This is an area where many older, larger organisations get into trouble, says Sean Storin, who founded a job search site, One Degree, which used cultural fit to match candidates with their ideal employer, and who now serves as director of client solutions at the Ken Blanchard Companies.
"Culture's become such a huge buzzword over the last few years, and some organisations are trying to leverage that to get better, brighter talent to come work for them without understanding what it's really all about," Storin says. It's a great thing that these companies want to innovate and to learn how to adapt and change to be successful in an evolving marketplace, but too many don't understand how to go about it, he says.
The invisible hand
"The key to developing a culture is listening. There's an 'invisible hand of the market' aspect to this; employers want to drive culture, but employees are the ones who are actually going to build it. So if the company is deaf to what the employees actually want, what drives people's interest in an organisation, then they're going to continue to be lost," Storin says.
Storin uses a conversation he had with two Stanford students as an example of the need for companies to go beyond paying lip service to culture. The students were each recruited on campus for internships -- one for a major investment bank and the other at a global consulting firm. After their internships, both came away disillusioned and disappointed that the experiences were far from what the companies claimed, Storin says, and now the companies missed the chance to hire two potential superstars.
"You can tell a great story on your website or have 'cool' people recruiting on college campuses, but if the culture doesn't match up, the candidates are not going to stay. Like these two Stanford students told me, ‘Regardless of how good it would look on my resume, I will never work there.' And when I asked why, both said the companies were too 'old' and 'conservative,' and that they just didn't fit in, even though the firms made it seem like they would," he said.

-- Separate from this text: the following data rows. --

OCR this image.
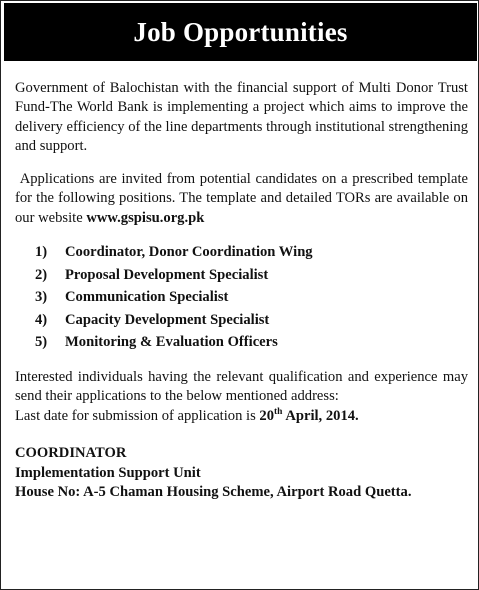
Job Opportunities

Government of Balochistan with the financial support of Multi Donor Trust Fund-The World Bank is implementing a project which aims to improve the delivery efficiency of the line departments through institutional strengthening and support.

Applications are invited from potential candidates on a prescribed template for the following positions. The template and detailed TORs are available on our website www.gspisu.org.pk

1)	Coordinator, Donor Coordination Wing
2)	Proposal Development Specialist
3)	Communication Specialist
4)	Capacity Development Specialist
5)	Monitoring & Evaluation Officers

Interested individuals having the relevant qualification and experience may send their applications to the below mentioned address:

Last date for submission of application is 20th April, 2014.

COORDINATOR
Implementation Support Unit
House No: A-5 Chaman Housing Scheme, Airport Road Quetta.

"In a tight labor market, the candidate or the employee has the ultimate say in what's important to them. And yeah, culture aside, no one's going to work for free, but when we look at why people are successful, why they stay at their jobs, why they make a positive impact on business and interact successfully with others -- it's culture. So, firms can emulate culture all they want, but if they don't really listen to what their workers want and what's important to them, they'll never make it," Storin says.